The traditional literature on tax evasion frames taxpayers’ choices in terms of rather basic cost-benefit analyses involving the expected monetary return to tax evasion. Briefly put, individuals take action by taking into account the probability of being caught and the sanctions applied.
In contrast with the mainstream line of thinking, this paper considers what happens when
(1) tax compliance is considered a duty only if tax revenues are not wasted (bad-quality government expenditure);
(2) assessing the probability of being detected and the punishment involved is actually a learning process, which unfolds by interacting with other people, both tax evaders and tax compliers;
(3) being found guilty of tax evasion implies a loss of reputation and a social stigma;
(4) the reputational effects of auditing depends on the typical behavior of a society (i.e. the social stigma is larger if an individual is found guilty in a society in which most citizens pay taxes honestly).
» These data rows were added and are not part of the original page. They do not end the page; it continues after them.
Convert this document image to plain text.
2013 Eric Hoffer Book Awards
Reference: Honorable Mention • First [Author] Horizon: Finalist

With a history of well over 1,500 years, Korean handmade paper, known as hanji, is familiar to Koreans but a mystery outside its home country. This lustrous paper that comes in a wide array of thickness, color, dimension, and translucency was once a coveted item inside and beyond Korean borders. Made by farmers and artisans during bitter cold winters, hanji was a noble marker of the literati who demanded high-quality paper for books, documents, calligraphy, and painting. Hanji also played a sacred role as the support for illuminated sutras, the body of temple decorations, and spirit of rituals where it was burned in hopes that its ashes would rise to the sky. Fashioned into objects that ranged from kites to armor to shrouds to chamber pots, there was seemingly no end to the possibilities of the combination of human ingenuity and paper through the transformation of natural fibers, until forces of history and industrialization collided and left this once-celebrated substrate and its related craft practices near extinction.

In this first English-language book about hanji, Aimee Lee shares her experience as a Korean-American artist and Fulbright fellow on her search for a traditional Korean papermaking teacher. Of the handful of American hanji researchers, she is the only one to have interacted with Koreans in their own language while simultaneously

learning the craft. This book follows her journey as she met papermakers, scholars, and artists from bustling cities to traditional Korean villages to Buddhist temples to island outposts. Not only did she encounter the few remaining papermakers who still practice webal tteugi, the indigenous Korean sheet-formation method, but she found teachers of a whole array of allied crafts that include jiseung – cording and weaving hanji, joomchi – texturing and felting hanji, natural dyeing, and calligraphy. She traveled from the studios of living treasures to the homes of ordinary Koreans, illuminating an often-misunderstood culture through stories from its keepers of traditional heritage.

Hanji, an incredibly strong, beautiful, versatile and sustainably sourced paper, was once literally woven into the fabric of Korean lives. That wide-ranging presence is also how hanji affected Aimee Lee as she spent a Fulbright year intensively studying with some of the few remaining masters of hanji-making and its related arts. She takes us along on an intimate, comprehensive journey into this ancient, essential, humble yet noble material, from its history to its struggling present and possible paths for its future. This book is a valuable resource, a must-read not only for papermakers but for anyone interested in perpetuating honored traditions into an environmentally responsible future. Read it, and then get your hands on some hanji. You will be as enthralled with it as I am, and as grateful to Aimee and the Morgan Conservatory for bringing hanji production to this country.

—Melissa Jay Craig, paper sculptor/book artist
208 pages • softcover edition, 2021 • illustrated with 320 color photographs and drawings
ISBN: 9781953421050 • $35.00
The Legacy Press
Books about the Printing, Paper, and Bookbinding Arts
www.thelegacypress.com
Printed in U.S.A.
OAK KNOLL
The theoretical context presented in this paper shows that when social interaction and stigma play a relevant role, the tax authorities can reach a much higher level of tax compliance by reducing the tax burden and progressivity, and by simplifying the tax system. By contrast, the most frequently used measure to enforce compliance (increased auditing effort and heavier sanctions) can be counterproductive. The paper therefore provides a possible theoretical framework that helps explaining some of the results created in Russia by the 2001 tax reform.
Importantly, a reduction of the tax burden and progressivity may have positive effects on tax compliance both in the short (i.e. tax evasion is expected to decrease once the tax burden is reduced) and in the long run (i.e. tax evasion is expected to keep decreasing in the years following the tax reform). The paper describes the possible long run effects, including some rather extreme situations, that a tax reform may have on the long run level of tax evasion.
Finally, the paper shows that creating and nurturing an honest reputation may have positive effects on tax compliance without the financial and political costs of creating a moral stigma against dishonest payers.